After the passage of the Wagner Act in 1935, labor activists organized workers with the slogan: “The President wants you to join a union.” We haven’t seen much encouragement of collective bargaining from the White House during the past 75 years, but there is a move afoot to change that, at least with respect to employees of companies working for the federal government.
The Good Jobs Nation campaign, which has been highlighting the plight of low-paid employees of federal contractors and helped prod President Obama to issue an executive order that will boost the pay of those workers to $10.10, is raising the ante. It is now calling for another executive order that would pressure contractors to bargain with workers in exchange for a commitment not to strike.
While there would certainly be legal challenges to such an order, it is the logical next step in the effort to address poor working conditions among portions of the federal contractor workforce and to use those standards to promote better standards for the entire U.S. working population.
It’s already well documented that many contractors flout federal workplace regulations. A report issued last year by the majority staff of the Senate Health, Education, Labor and Pensions Committee showed that contractors were among the worst violators in areas such as wage and hour standards and occupational safety and health.

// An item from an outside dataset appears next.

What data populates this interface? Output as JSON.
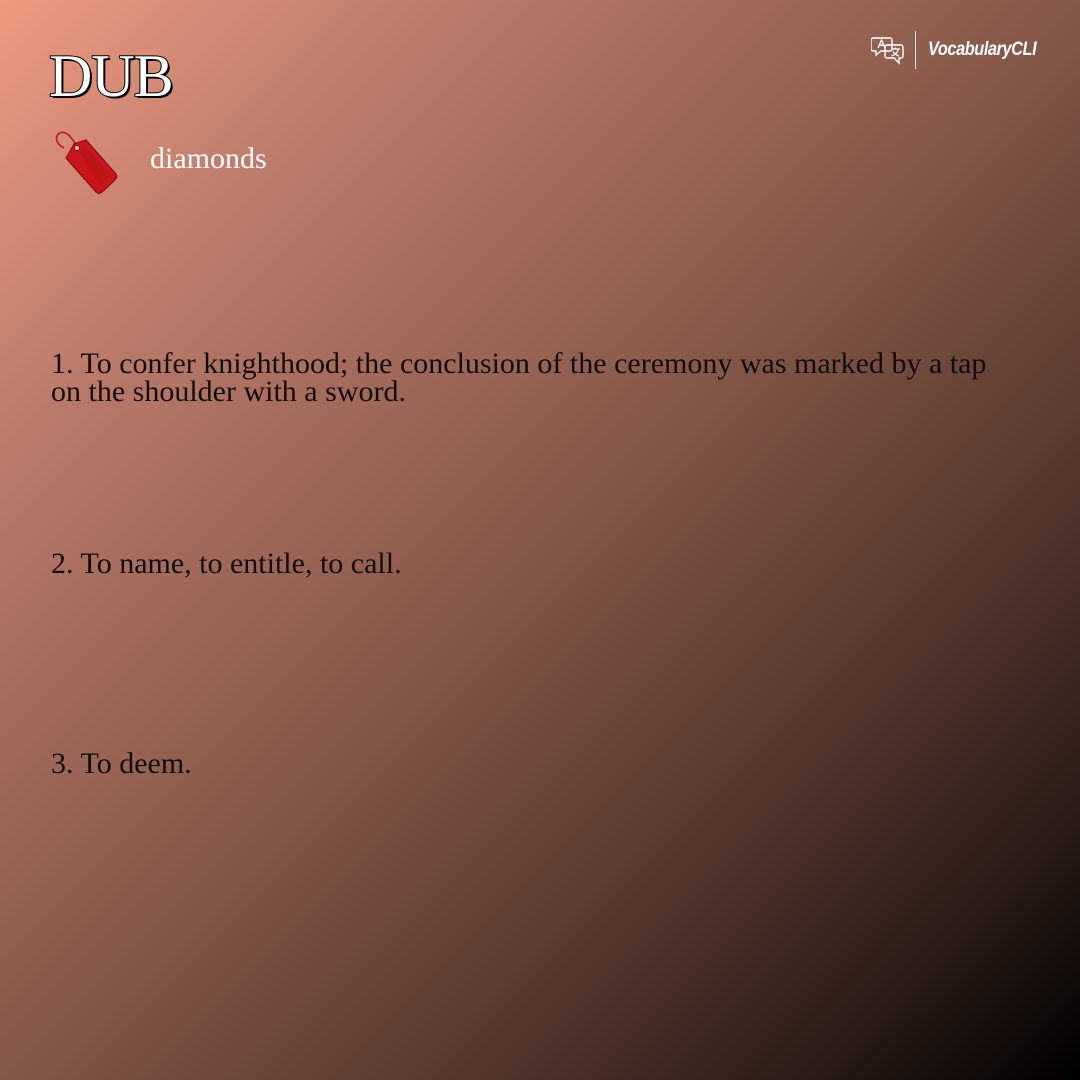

A federally mandated wage increase will certainly help, but it is only through collective bargaining that contractor employees will get all the protections they need.

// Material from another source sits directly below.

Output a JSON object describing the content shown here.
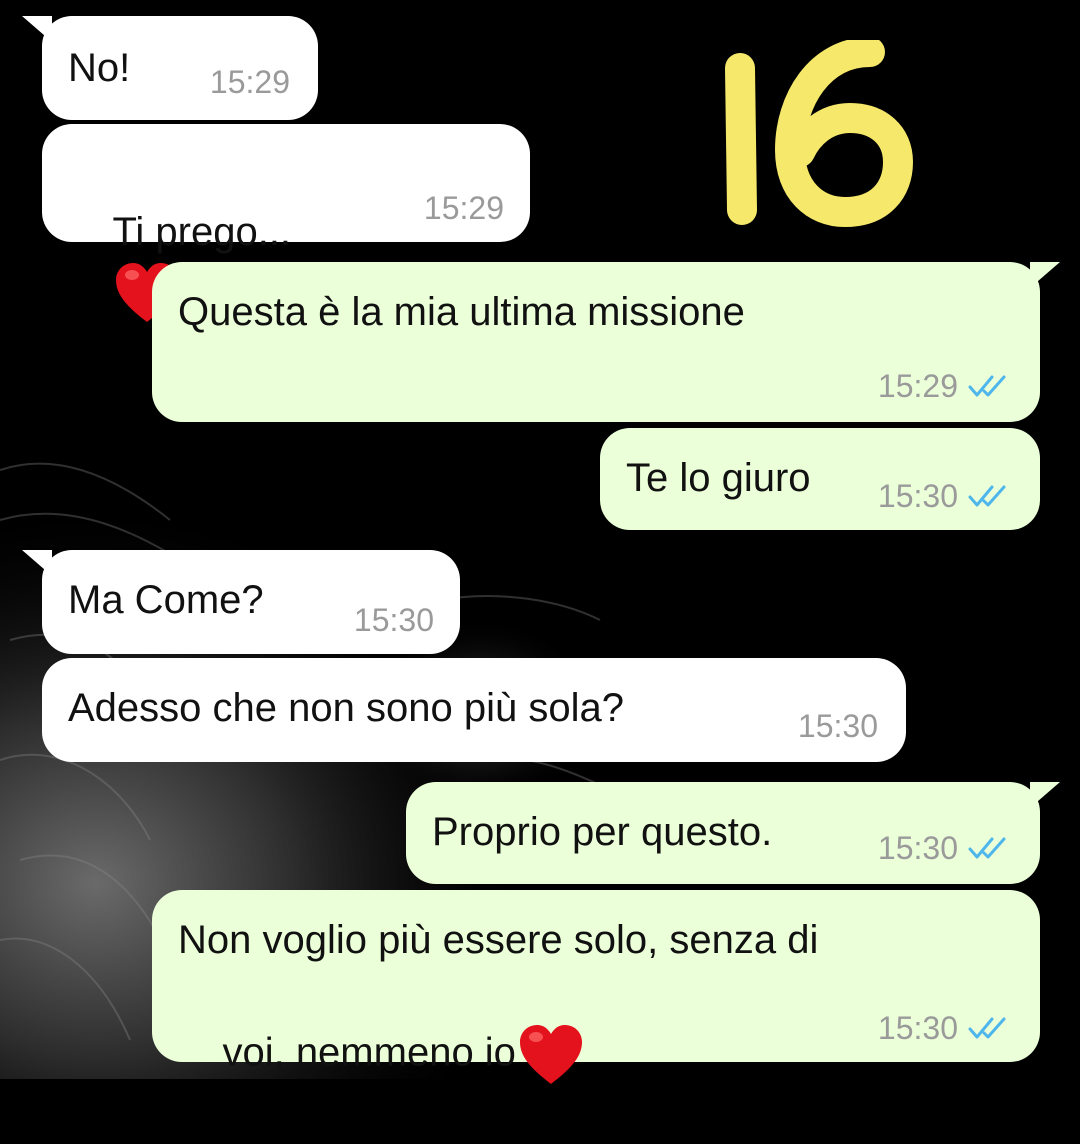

Good Jobs Nation is focusing on workers in fields such as foodservice and security, but how much unionization is missing from the overall contractor workforce? To begin to answer this question, I looked at what the largest contractors are saying (or not saying) about unions in their filings with the Securities and Exchange Commission.
I started with the list of 50 largest contractors in FY2014 shown on the USA Spending website. Excluding those that are privately held, foreign-owned or non-profit, I looked at each firm’s 10-K annual report, which is required to report the total number of employees and has traditionally been the place where companies indicate the extent to which those workers are covered by collective bargaining agreements. Since the main goal of the 10-K is to inform investors of potential risks that could affect the value of their holdings, the company is supposed to indicate whether a work stoppage is possible.
Back in the day when unions were stronger, most large companies had something to report on labor relations. These days many companies indicate that they are not a party to any collective bargaining agreements or don’t bother to say anything on the subject.
Numerous 10-Ks of the top contractors fall into this category. Healthcare companies such as McKesson (the 5th largest contractor), Humana (8th) and UnitedHealth (20st) say nothing about unions. Other firms such as Health Net (11th), telecom equipment maker Harris Corp. (33rd) and Orbital Sciences Corporation (43rd) proudly announced that their U.S. workforce is union-free.
The companies with the biggest union presence are leading Pentagon contractors. Shipbuilder Huntington Ingalls (9th) reports the highest figure I found: 50 percent. Boeing (2nd) reports 37 percent while General Dynamics (4th) and L-3 Communications (10th) each give a figure of 20 percent. The largest contractor of them all, Lockheed Martin, says its unionization level is 15 percent.
On the other hand, some of the aerospace contractors are only lightly unionized: the figure for Raytheon (3rd) is 8 percent and for Northrop Grumman (19th) only 5 percent. Once a heavily unionized firm, General Electric (22nd) says only 7 percent of its total workforce has collective bargaining, even though it has shifted more than half of that workforce overseas, where unions remain stronger.
In other words, not a single one of the companies profiting most from the bloated military budget has a workforce that is majority union, and some have kept the union presence to a bare minimum.
Unions are even more scarce among the large information technology firms that account for another substantial portion of federal contractor spending. Among the firms that don’t mention any union presence are: SAIC, Computer Sciences Corporation, Hewlett Packard, CACI International and IBM.
Employees at these firms are certainly better paid than those employed by contractors performing functions such as building maintenance, but the absence of unions among better treated workers makes it harder for everyone to organize.